La protesta delle Onlus: esiste una beneficenza di serie b?

Non sono mancati imbarazzi a sinistra. Rosaria Iardino, presidente fondatrice del Network Italiano infettati da Hiv (e consigliere Pd di Arese in qualità di membro della Consulta del Partito Democratico per i diritti) ha usato parole molto forti: “Una cosa ripugnante che mai mi sarei aspettata da Letta e da un partito di sinistra. Spalanca le porte al finanziamento della politica da parte delle lobby ma soprattutto mette sullo stesso piano, anzi su un piano superiore per convenienza, la donazione al partito e quella a soggetti che fanno ricerca, sostengono il sociale, l’ambiente.
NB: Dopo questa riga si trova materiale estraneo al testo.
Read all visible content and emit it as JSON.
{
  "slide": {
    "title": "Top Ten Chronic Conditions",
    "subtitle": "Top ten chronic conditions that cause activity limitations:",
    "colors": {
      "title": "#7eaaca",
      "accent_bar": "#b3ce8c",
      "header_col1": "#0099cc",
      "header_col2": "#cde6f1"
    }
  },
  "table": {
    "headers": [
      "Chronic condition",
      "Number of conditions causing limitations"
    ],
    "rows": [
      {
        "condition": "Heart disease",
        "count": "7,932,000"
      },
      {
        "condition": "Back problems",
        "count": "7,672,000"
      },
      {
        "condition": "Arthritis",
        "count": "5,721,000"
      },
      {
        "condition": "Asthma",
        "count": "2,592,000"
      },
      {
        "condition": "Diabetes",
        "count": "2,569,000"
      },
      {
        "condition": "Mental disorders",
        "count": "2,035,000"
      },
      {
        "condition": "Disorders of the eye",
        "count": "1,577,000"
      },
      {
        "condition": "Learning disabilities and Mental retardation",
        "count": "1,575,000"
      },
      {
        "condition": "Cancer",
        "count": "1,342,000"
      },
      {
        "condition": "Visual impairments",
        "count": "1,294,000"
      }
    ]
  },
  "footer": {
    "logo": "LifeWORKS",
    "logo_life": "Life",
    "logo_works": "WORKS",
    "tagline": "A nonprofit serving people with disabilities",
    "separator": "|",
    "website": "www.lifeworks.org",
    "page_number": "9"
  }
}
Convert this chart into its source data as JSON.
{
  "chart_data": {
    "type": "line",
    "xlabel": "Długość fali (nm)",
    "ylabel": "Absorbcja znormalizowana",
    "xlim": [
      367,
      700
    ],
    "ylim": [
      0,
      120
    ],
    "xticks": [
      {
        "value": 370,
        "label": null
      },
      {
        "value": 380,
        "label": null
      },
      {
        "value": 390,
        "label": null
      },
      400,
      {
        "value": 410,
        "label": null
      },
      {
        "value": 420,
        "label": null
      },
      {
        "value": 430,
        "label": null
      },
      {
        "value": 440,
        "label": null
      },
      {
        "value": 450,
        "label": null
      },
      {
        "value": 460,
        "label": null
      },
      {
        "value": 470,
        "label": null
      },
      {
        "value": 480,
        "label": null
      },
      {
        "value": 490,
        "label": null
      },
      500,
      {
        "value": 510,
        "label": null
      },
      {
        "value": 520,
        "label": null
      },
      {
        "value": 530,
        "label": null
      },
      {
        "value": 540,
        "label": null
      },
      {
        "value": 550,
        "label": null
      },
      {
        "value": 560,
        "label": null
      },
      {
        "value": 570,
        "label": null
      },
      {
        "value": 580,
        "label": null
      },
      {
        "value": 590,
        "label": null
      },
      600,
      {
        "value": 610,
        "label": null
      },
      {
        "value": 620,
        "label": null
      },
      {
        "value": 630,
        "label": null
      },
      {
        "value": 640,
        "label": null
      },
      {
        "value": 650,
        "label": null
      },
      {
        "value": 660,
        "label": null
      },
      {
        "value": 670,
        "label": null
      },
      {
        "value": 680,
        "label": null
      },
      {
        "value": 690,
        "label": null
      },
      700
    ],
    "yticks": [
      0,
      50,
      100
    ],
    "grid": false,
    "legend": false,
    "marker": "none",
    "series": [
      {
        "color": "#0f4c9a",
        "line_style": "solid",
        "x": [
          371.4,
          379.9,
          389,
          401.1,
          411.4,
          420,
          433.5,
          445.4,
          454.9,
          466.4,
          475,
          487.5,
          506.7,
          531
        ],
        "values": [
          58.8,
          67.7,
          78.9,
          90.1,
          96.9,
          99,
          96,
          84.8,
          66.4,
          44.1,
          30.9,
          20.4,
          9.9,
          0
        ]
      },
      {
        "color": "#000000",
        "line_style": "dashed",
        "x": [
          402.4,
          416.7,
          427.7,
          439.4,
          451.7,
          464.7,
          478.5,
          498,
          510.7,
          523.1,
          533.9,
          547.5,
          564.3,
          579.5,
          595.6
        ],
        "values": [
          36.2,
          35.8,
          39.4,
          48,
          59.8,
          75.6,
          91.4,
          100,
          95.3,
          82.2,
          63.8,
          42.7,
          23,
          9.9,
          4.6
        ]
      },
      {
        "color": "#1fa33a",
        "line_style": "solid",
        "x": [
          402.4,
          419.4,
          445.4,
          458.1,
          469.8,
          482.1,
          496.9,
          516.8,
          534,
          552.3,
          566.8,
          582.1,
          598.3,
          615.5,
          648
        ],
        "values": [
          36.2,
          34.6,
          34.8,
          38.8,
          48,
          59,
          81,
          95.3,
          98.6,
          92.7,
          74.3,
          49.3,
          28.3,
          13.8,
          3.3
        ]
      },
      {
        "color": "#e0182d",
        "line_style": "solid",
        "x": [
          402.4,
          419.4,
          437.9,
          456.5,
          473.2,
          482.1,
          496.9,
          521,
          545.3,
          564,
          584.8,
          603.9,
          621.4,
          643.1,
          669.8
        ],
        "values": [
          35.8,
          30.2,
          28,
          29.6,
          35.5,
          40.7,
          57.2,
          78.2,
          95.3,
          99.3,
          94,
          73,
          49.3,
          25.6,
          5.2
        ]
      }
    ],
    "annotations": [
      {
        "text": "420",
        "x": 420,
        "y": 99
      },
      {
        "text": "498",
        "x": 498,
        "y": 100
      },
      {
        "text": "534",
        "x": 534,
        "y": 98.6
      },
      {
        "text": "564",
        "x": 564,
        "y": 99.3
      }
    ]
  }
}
Non so che dire, se non che ci sarà una rivolta nella parte sana del terzo settore che difende il bene comune”. Giuseppe Onufrio, presidente di Greenpeace, fa una considerazione pratica:  “A questo punto converrebbe fare un partito, peccato che non lo faremo mai. Abbiamo 64mila sostenitori che versano contributi volontari con una media di 90 euro l’anno. Certo se gli offri il doppio dei vantaggi fiscali, in tempo di crisi, qualcuno potrebbe pensarci e per noi sarebbe un guaio”. E’ anche vero però che la natura della donazione è molto diversa negli intenti e che quindi il vantaggio fiscale non dovrebbe bastare a minare le intenzioni. Il vicepresidente di Emergency Alessandro Bertani a questo proposito si è detto convinto che  “i cittadini hanno piena consapevolezza del contributo offerto al mondo dai partiti e quello delle associazioni. Al momento della donazione non avranno dubbi”. Le associazioni e fondazioni istituzionalizzate preferiscono non esporsi fino a che il testo non sarà definitivo ma non celano un certo imbarazzo e perplessità.

  Così Airc, Telethon, Ailf e Fai che comunque precisano di non voler entrare in polemica con i partiti.